Ensartinib as first-line treatment for SMARCA4-deficient and EML4-ALK non-small cell lung cancer: a case report

Quanfang Chen^1*Yanqing Pan²玲欣 严¹Shaoxi Wang¹Huiling Li³

• ¹First Affiliated Hospital, Guangxi Medical University, Nanning, China
• ²The First Affiliated Hospital of Xinxiang Medical University, Xinxiang, Henan Province, China
• ³Guangxi Medical University, Nanning, Guangxi Zhuang Region, China

SMARC4 is the catalytic subunit of the SWI/SNF chromatin remodeling complex and is one of the most common altered chromatin remodeling ATPases in cancer. Studies indicate that SMARCA4 loss is associated with highly aggressive tumors, independently predicting shorter overall and disease-specific survival. SMARCA4-deficient non-small cell lung cancer (NSCLC) primarily affects males, especially smokers, and is characterized by large, aggressive tumors.Cases of SMARCA4 deletion combined with actionable driver gene mutations (e.g., ALK) are rarely reported.
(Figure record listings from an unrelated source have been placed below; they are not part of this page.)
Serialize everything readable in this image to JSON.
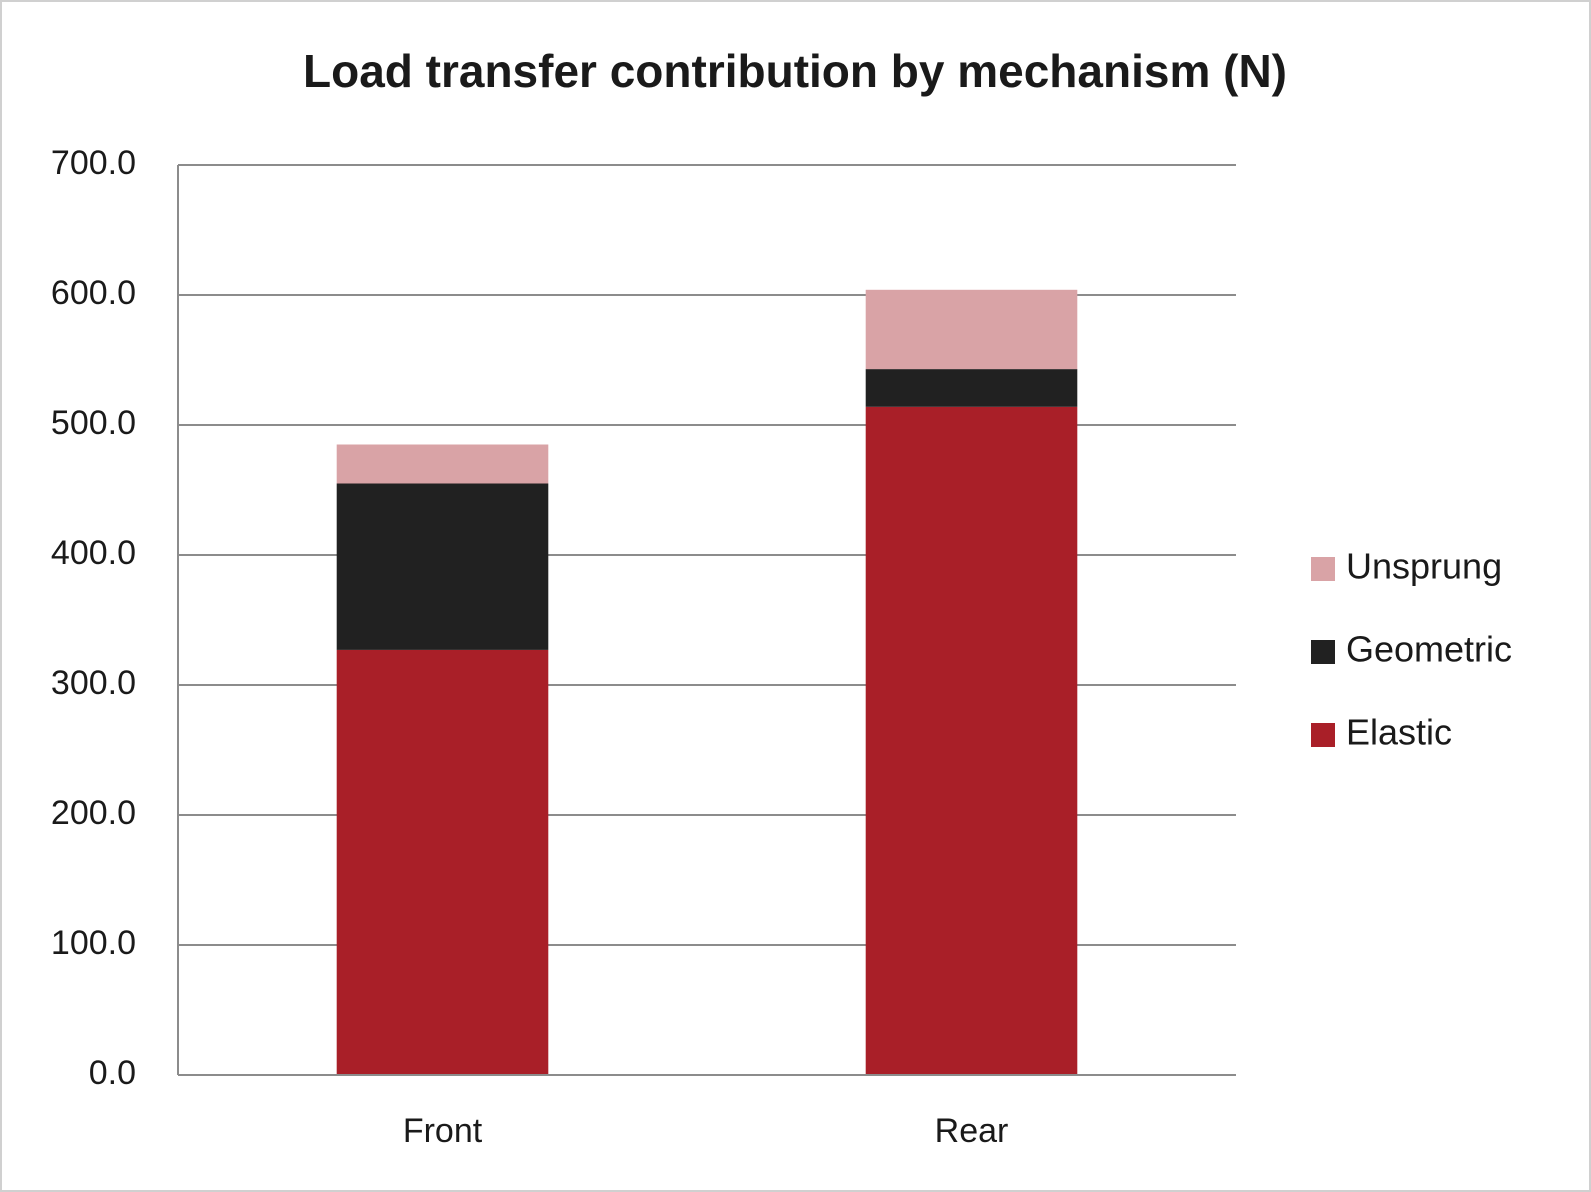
{
  "chart_data": {
    "type": "stacked_bar",
    "title": "Load transfer contribution by mechanism (N)",
    "categories": [
      "Front",
      "Rear"
    ],
    "series": [
      {
        "name": "Elastic",
        "color": "#a91f28",
        "values": [
          327,
          514
        ]
      },
      {
        "name": "Geometric",
        "color": "#212121",
        "values": [
          128,
          29
        ]
      },
      {
        "name": "Unsprung",
        "color": "#d9a3a6",
        "values": [
          30,
          61
        ]
      }
    ],
    "ylim": [
      0,
      700
    ],
    "yticks": [
      {
        "value": 0,
        "label": "0.0"
      },
      {
        "value": 100,
        "label": "100.0"
      },
      {
        "value": 200,
        "label": "200.0"
      },
      {
        "value": 300,
        "label": "300.0"
      },
      {
        "value": 400,
        "label": "400.0"
      },
      {
        "value": 500,
        "label": "500.0"
      },
      {
        "value": 600,
        "label": "600.0"
      },
      {
        "value": 700,
        "label": "700.0"
      }
    ],
    "grid": true,
    "legend": "right"
  }
}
In this report, we describe a male non-smoker diagnosed with SMARCA4-deficient, EML4-ALK non-small cell lung cancer, who has been undergoing ensartinib targeted therapy for 3 months, resulting in a significant partial response. We also propose that, from a signaling perspective, the presence of SMARCA4 deficiency may influence the sensitivity of EML4-ALK NSCLC to targeted therapy, highlighting the need for further investigation into the underlying mechanisms and the exploration of novel therapeutic approaches.